I have Unicode string and I want to compare with the following requirements.
Confusable s [1] character should be consider the same character, example: T (LATIN CAPITAL LETTER T U 0054) should be == T (GREEK CAPITAL LETTER TAU U03A4) etc
(* [1] example http://unicode.org/cldr/utility/confusables.jsp?a=TESTt&r=None*)
http://www.unicode.org/Public/security/revision-03/confusablesSummary.txt
I will use the above file in order to make the code, but if there are already any free libraries I would prefer to use it.
I am thinking that the code would create a temporary ustring in which every confusable character would be replaced with the corresponding latin character.
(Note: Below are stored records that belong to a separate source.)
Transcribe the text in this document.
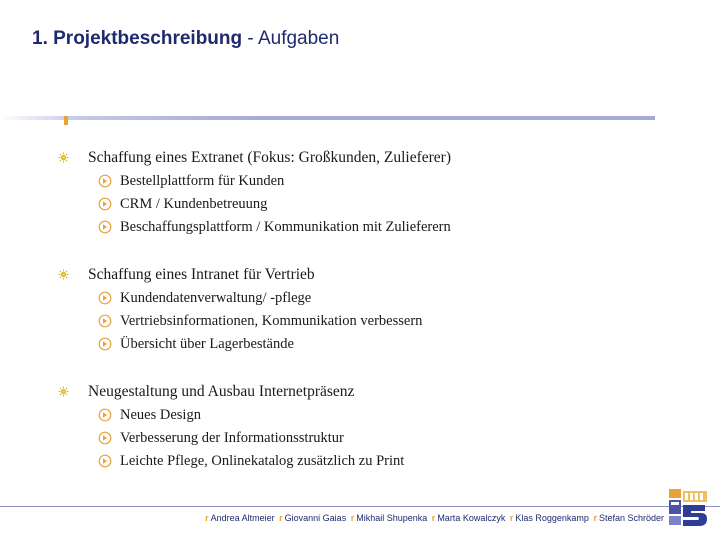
1. Projektbeschreibung - Aufgaben
Schaffung eines Extranet (Fokus: Großkunden, Zulieferer)
Bestellplattform für Kunden
CRM / Kundenbetreuung
Beschaffungsplattform / Kommunikation mit Zulieferern
Schaffung eines Intranet für Vertrieb
Kundendatenverwaltung/ -pflege
Vertriebsinformationen, Kommunikation verbessern
Übersicht über Lagerbestände
Neugestaltung und Ausbau Internetpräsenz
Neues Design
Verbesserung der Informationsstruktur
Leichte Pflege, Onlinekatalog zusätzlich zu Print
r Andrea Altmeier r Giovanni Gaias r Mikhail Shupenka r Marta Kowalczyk r Klas Roggenkamp r Stefan Schröder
In the real program I will be testing 10x5000x10000 strings containing one word each.
Test program:
std::locale::global(std::locale("")); std::cout.imbue(std::locale()); Glib::ustring s1,s2; s1="TEST"; s2="TΕST"; s1.normalize(Glib::NORMALIZE_NFKD ); s2.normalize(Glib::NORMALIZE_NFKD ); std::cout<<"1->true, 0->false (s1==s2) => "<<(s1==s2)<<"\n"; Test program output:
1->true, 0->false (s1==s2) => 0 Ubuntu locale command Output:
Ubuntu 12.04 64 bit>$ locale LANG=en_US.UTF-8 LANGUAGE= LC_CTYPE="en_US.UTF-8" LC_NUMERIC="en_US.UTF-8" LC_TIME="en_US.UTF-8" LC_COLLATE="en_US.UTF-8" LC_MONETARY="en_US.UTF-8" LC_MESSAGES="en_US.UTF-8" LC_PAPER="en_US.UTF-8" LC_NAME="en_US.UTF-8" LC_ADDRESS="en_US.UTF-8" LC_TELEPHONE="en_US.UTF-8" LC_MEASUREMENT="en_US.UTF-8" LC_IDENTIFICATION="en_US.UTF-8" LC_ALL= Thank you for your time!